Cinquenta anos depois, se calhar já podemos dizer o óbvio: a esquerda tratou meio milhão de portugueses com mais desumanidade do que agora acusa a direita, toda ela, de lidar com os estrangeiros.
(Nuno Gonçalo Poças)
Chamaram-lhe “Ponte Aérea”, mas foi uma espécie de “aterragem forçada” de vidas inteiras. Há cinquenta anos terminava a maior operação de evacuação aérea da história portuguesa, com cerca de meio milhão de portugueses, caídos literalmente do céu, a chegar à capital de um império que então se extinguia.

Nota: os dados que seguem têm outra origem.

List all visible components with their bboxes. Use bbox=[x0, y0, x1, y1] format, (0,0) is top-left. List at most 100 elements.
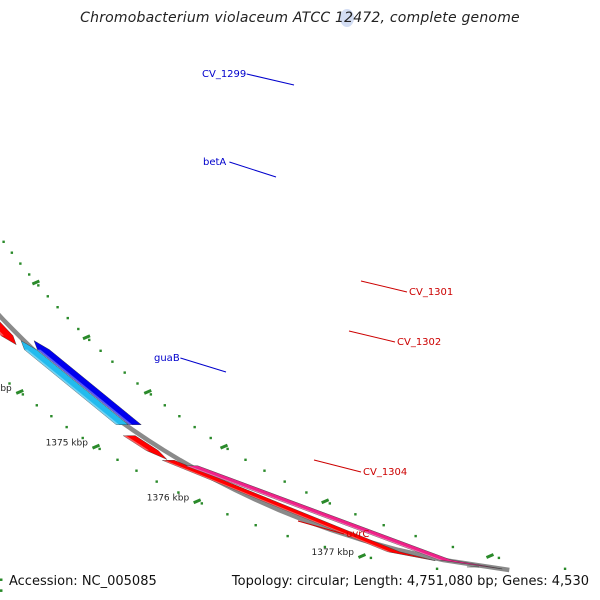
tick-dot bbox=[19, 262, 22, 265]
gene-label-guab: guaB bbox=[154, 353, 180, 364]
kbp-ticks: 1367 kbp1368 kbp1369 kbp1370 kbp1371 kbp… bbox=[0, 279, 495, 559]
right-tick-row bbox=[0, 240, 567, 592]
gene-label-uvrc: uvrC bbox=[346, 529, 369, 540]
gene-label-cv-1302: CV_1302 bbox=[397, 337, 441, 348]
major-tick-right bbox=[82, 334, 91, 341]
CV_1302-gene bbox=[0, 321, 17, 346]
uvrC-gene bbox=[185, 465, 503, 570]
gene-label-leader bbox=[229, 161, 277, 178]
tick-dot bbox=[155, 480, 158, 483]
tick-dot bbox=[135, 469, 138, 472]
major-tick-left bbox=[91, 443, 101, 450]
tick-dot bbox=[50, 415, 53, 418]
tick-dot bbox=[451, 545, 455, 549]
gene-feature bbox=[122, 435, 168, 460]
gene-label-cv-1301: CV_1301 bbox=[409, 287, 453, 298]
gene-highlight bbox=[24, 349, 120, 425]
major-tick-right bbox=[31, 279, 40, 286]
tick-dot bbox=[193, 425, 196, 429]
tick-dot bbox=[209, 436, 212, 440]
tick-dot bbox=[254, 524, 257, 527]
sequence-backbone bbox=[0, 312, 510, 573]
tick-dot bbox=[286, 534, 289, 538]
tick-dot bbox=[88, 338, 91, 342]
tick-dot bbox=[323, 545, 327, 549]
backbone-line bbox=[0, 312, 510, 573]
tick-dot bbox=[27, 273, 31, 276]
CV_1304-gene bbox=[162, 460, 436, 561]
tick-dot bbox=[66, 316, 69, 320]
selection-marker bbox=[340, 9, 354, 27]
tick-dot bbox=[81, 436, 84, 440]
kbp-tick-label: 1377 kbp bbox=[312, 548, 355, 558]
gene-label-leader bbox=[348, 330, 396, 343]
tick-dot bbox=[116, 458, 119, 461]
tick-dot bbox=[226, 447, 229, 451]
major-tick-left bbox=[357, 553, 367, 559]
tick-dot bbox=[369, 556, 373, 560]
gene-highlight bbox=[37, 349, 133, 425]
guaB-gene bbox=[33, 340, 142, 425]
tick-dot bbox=[21, 393, 25, 396]
left-tick-row bbox=[0, 382, 439, 592]
tick-dot bbox=[354, 513, 357, 516]
gene-label-leader bbox=[297, 520, 345, 535]
kbp-tick-label: 1376 kbp bbox=[147, 493, 190, 503]
tick-dot bbox=[35, 404, 38, 407]
tick-dot bbox=[305, 491, 308, 494]
gene-features bbox=[0, 9, 503, 570]
kbp-tick-label: 1375 kbp bbox=[46, 439, 89, 449]
tick-dot bbox=[98, 447, 101, 451]
tick-dot bbox=[10, 251, 14, 254]
summary-text: Topology: circular; Length: 4,751,080 bp… bbox=[231, 574, 589, 589]
gene-labels: CV_1299 betA CV_1301 CV_1302 guaB CV_1304 uvrC bbox=[154, 69, 453, 540]
tick-dot bbox=[283, 480, 286, 483]
accession-text: Accession: NC_005085 bbox=[9, 574, 157, 589]
gene-label-leader bbox=[313, 459, 362, 473]
gene-label-cv-1299: CV_1299 bbox=[202, 69, 246, 80]
major-tick-right bbox=[485, 553, 495, 559]
tick-dot bbox=[0, 578, 3, 581]
tick-dot bbox=[0, 589, 3, 592]
tick-dot bbox=[46, 295, 49, 298]
gene-highlight bbox=[162, 460, 391, 552]
tick-dot bbox=[497, 556, 501, 560]
gene-label-leader bbox=[246, 73, 295, 86]
major-tick-right bbox=[219, 443, 229, 450]
major-tick-right bbox=[321, 498, 330, 505]
tick-dot bbox=[178, 415, 181, 418]
tick-dot bbox=[37, 284, 40, 287]
tick-dot bbox=[163, 404, 166, 407]
tick-dot bbox=[328, 502, 332, 505]
gene-label-leader bbox=[360, 280, 408, 293]
map-title: Chromobacterium violaceum ATCC 12472, co… bbox=[80, 10, 520, 26]
tick-dot bbox=[263, 469, 266, 472]
kbp-tick-label: 1374 kbp bbox=[0, 384, 12, 394]
gene-highlight bbox=[0, 331, 4, 336]
tick-dot bbox=[111, 360, 114, 363]
tick-dot bbox=[149, 393, 153, 396]
tick-dot bbox=[77, 327, 80, 331]
gene-highlight bbox=[185, 465, 443, 560]
tick-dot bbox=[563, 567, 567, 570]
gene-highlight bbox=[123, 435, 150, 451]
major-tick-left bbox=[193, 498, 202, 505]
tick-dot bbox=[226, 513, 229, 516]
gene-feature bbox=[20, 340, 129, 425]
tick-dot bbox=[200, 502, 204, 505]
tick-dot bbox=[56, 306, 59, 309]
tick-dot bbox=[177, 491, 180, 494]
gene-label-leader bbox=[180, 357, 227, 373]
major-tick-right bbox=[143, 389, 152, 395]
tick-dot bbox=[65, 425, 68, 429]
tick-dot bbox=[123, 371, 126, 374]
tick-dot bbox=[435, 567, 439, 570]
tick-dot bbox=[136, 382, 139, 385]
tick-dot bbox=[99, 349, 102, 352]
tick-dot bbox=[8, 382, 11, 385]
tick-dot-rows bbox=[0, 240, 567, 592]
tick-dot bbox=[244, 458, 247, 461]
major-tick-left bbox=[15, 389, 24, 395]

Vieram essencialmente de Angola e Moçambique com pouco, e muitos com quase nada. Um cartão de embarque, uma pasta com documentos, caixotes com os seus bens que nunca mais viram, filhos ao colo e vidas às costas. Tinham nomes, histórias, profissões, raízes, cultura e vistas largas. Perderam quase tudo. Ganharam um nome: retornados.
Portugal, então recém-saído da ditadura e mergulhado na anarquia revolucionária de um PREC sem bússola, olhou para este meio milhão de concidadãos com desconfiança e hostilidade. Tinham sido colonos, diziam. Eram ricos, exploradores, “os do Ultramar”. Fascistas, naturalmente. Foram um dos inimigos fáceis da sede revolucionária, com a agravante de não terem sequer mecanismos para reagir.
Mas o mais notável em toda a história do regresso dos nacionais a Lisboa não foi a hostilidade com que foram recebidos, mas o que os próprios fizeram com a ostracização a que foram sujeitos. Não se tornaram reféns da vitimização, deitaram mãos à obra. Os portugueses que vinham das colónias sabiam que o mundo acaba num horizonte largo, e não ao fundo do Chiado. Trouxeram hábitos, capacidade de trabalho, cultura de gestão, formas de estar, até palavras novas. Abriram cafés, empresas, oficinas, fábricas. Reconstruíram-se contra a cultura hegemónica, sempre marxista, e fizeram-no sem pedir favores; sem subsídios, sem planos estratégicos. Fizeram o que faz quem não tem alternativa, que é sempre a maior das forças motoras, num país que estava habituado a não fazer nada ou a fazer muito pouco.
Os “retornados” continuam a ser uma ferida mal contada da nossa memória colectiva. Nunca houve um esforço sério para integrar a sua história na narrativa do regime. Continuam, talvez, a ser estranhos num país de gente amorfa. Talvez porque nos expõem as fraquezas, e exibem, sem contemplações, a desumanidade do progressismo revolucionário.
Cinquenta anos depois, se calhar já podemos dizer o óbvio: a esquerda tratou meio milhão de portugueses com mais desumanidade do que agora acusa a direita, toda ela, de lidar com os estrangeiros. Em Portugal, onde toda a gente aprecia apregoar a sua bondade e gosta de se compadecer de tudo, subsiste um manto de silêncio oficial e oficioso para quem perdeu tudo e recomeçou tudo. Talvez porque não aceitaram o rótulo de vítimas, a única categoria que um país injectado de vulgata marxista aprecia.
O 50.º aniversário da Ponte Aérea devia ser um marco nacional. Não para reabrir feridas, mas para agradecer. Para dizer obrigado a quem chegou com medo e ainda assim teve coragem. Obrigado a quem foi insultado e não desistiu. Obrigado a quem transformou a sua desgraça pessoal numa força colectiva.
Num tempo em que se debate tanto a identidade, o acolhimento e os direitos, talvez seja boa ideia começar por fazer justiça a quem sempre foi da casa e nunca teve direito a entrar pela porta da frente.